Druid Kafka Indexing Service: 'Preselect' data depending on value of field/row/dimension


Imagine there is a Kafka topic with a field/dimension ‘country’. This field holds three different values: DE, AT and US.

Now my question is:
Is it possible to preselect data from kafka topic at ingestion time, depending on the value of ‘country’ and store it in different druid datasources?

I want to create three different ingestion specs, run three different kafka indexing supervisors and get three different druid datasources. (but all three reading data from ONE kafka topic)
Eg: my_datasource_AT, my_datasource_DE and my_datasource_US

Thanks, Alex

In general, message/event filtering at index time is not a feature provided by KIS (or other indexing methods).

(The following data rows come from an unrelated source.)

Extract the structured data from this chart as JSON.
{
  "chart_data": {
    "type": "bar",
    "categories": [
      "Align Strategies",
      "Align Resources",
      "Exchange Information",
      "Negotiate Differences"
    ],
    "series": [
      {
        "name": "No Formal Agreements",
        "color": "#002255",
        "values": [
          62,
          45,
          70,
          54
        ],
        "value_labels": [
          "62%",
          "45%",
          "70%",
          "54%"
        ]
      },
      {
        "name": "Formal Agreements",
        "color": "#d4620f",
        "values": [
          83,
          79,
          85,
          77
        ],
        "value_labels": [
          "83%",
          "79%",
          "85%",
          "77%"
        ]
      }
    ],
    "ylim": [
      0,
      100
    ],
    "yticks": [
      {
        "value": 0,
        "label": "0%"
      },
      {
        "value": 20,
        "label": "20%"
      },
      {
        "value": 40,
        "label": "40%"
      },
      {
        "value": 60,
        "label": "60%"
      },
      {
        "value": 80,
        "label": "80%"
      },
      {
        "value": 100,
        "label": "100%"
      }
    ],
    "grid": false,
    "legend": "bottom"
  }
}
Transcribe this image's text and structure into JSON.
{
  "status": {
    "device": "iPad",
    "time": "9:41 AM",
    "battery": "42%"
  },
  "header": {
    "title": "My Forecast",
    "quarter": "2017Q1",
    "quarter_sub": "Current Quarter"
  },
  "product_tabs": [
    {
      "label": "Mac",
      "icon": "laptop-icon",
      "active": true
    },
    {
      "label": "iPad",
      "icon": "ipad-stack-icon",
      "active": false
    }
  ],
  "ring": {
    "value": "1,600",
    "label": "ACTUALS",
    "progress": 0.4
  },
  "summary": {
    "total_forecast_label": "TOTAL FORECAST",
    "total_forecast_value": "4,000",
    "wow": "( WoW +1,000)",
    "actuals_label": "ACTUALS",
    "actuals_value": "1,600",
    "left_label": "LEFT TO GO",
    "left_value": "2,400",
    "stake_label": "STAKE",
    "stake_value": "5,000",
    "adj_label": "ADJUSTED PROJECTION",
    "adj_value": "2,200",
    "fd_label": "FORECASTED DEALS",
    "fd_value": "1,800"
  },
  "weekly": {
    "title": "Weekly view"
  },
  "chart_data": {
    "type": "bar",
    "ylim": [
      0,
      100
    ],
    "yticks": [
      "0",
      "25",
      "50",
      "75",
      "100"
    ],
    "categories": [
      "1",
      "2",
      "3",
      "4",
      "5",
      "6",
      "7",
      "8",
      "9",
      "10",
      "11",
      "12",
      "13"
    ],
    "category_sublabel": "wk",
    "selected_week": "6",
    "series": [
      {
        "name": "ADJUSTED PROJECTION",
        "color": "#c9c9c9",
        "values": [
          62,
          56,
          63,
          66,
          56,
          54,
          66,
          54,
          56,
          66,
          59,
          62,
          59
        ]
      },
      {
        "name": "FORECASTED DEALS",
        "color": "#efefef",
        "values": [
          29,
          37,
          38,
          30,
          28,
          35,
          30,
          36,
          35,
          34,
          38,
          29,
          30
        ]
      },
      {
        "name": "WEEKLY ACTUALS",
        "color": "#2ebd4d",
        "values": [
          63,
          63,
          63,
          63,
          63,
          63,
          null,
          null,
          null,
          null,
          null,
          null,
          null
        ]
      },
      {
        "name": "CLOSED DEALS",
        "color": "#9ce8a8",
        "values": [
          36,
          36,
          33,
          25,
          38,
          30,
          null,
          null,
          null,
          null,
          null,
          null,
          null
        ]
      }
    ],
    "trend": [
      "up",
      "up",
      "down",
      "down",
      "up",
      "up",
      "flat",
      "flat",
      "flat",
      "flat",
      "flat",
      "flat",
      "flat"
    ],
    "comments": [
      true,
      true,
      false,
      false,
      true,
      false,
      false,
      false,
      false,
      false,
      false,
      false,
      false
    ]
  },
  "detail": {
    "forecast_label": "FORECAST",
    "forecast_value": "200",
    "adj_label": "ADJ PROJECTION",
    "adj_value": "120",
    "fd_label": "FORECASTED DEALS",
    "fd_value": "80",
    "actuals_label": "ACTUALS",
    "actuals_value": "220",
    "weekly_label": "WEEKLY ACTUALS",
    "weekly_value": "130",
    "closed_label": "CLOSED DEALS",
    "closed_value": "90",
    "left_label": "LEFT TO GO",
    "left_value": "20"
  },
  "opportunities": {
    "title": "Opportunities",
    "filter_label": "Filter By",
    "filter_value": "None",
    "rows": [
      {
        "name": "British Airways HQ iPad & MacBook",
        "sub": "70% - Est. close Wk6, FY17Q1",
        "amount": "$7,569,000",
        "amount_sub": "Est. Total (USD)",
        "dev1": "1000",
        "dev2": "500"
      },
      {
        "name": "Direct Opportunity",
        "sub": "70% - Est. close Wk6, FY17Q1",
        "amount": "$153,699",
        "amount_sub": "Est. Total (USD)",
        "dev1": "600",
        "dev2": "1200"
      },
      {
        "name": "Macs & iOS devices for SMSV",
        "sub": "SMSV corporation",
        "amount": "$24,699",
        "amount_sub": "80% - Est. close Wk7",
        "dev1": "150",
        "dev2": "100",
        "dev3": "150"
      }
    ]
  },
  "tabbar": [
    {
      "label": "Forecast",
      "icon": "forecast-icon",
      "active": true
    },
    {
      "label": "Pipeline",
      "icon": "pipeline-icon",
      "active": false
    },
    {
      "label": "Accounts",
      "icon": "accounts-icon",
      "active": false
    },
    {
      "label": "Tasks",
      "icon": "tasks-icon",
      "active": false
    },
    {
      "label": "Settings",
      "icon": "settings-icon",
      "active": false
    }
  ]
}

If you actually want to do this, you will need to create a front-end processor that streams your source kafka topic to separate country topics. Are you sure you have a compelling reason to not use a country filter at query time and use a single datasource?


at the moment we use a single datasource and filter results at query time. We also use SuperSet as a selfservice tool for our “customers” to visualize data.’
In reality we do not have this dimension ‘country’, we have something like ‘company’.

The problem is, that we want, or better we have to prevent that people vom company A are able to query data from company B or company C and so on…
Our first thoughts were, we could handle this with different datasources. As I understand, we have to handle this by creating seperate topics in kafka.

Regards, Alex